For one thing, patients increasingly want to see their physicians online. Doctors may require an in-person visit initially, at least in some instances. But people do lots of their tasks online now, and they don’t see why doctor visits shouldn’t be one.
And medicine has been embracing virtual visits—unless the patient lives in a different state. State licensing laws have posed a barrier to cross-state virtual visits. State medical boards have begun to address the issue, as they should. Technology is shaking up state licensing practices. Those boundary limitations make no sense to patients and they are going to have to change.
Technology is also taking the doctor’s (or is it the nurse’s?) place—at least in part. New mobile health, or M-health, technology allows individuals to be monitored constantly. Mobile devices, such as cell phones and notebooks, have led the way, but innovators are devising wearable technology that can do that monitoring constantly.

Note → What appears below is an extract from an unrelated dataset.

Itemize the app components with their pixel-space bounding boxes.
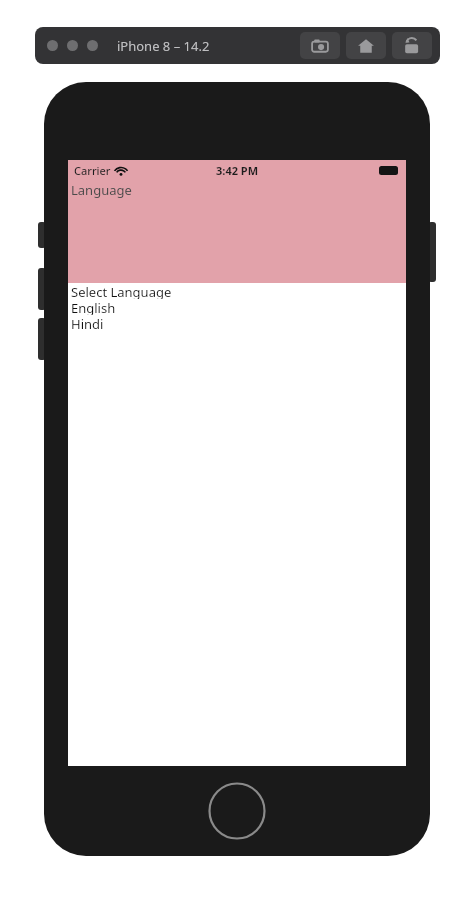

Again, the medical community has been embracing these innovations, but they raise questions, especially who should pay for them and how?
Health insurance has been based on the physician-visit model, but the technology disrupts that approach. Some innovative physicians have come up with their own solution, such as an upfront annual fee that allows doctors to see fewer patients but pay closer attention to the ones they do see, including emails and monitoring.
Some health insurers are looking for ways to accommodate these changes, but progress has been slow.
Where will the health IT explosion be the most disruptive? Probably the Affordable Care Act. It’s based on a 20th century health insurance model, even as insurance is struggling to adapt to 21st century technology.
As President Obama conceded after the disastrous health insurance website rollout, government doesn’t do technology very well. To the extent that health care innovation needs congressional or bureaucratic approval, that will become a drag on real reform.
Merrill Matthews, Ph.D., is a resident scholar with the Institute for Policy Innovation, a research-based, public policy “think tank.” He is a health policy expert and weekly contributor at Forbes.com. He also serves as Vice Chairman of the Texas Advisory Committee of the U.S. Commission on Civil Rights.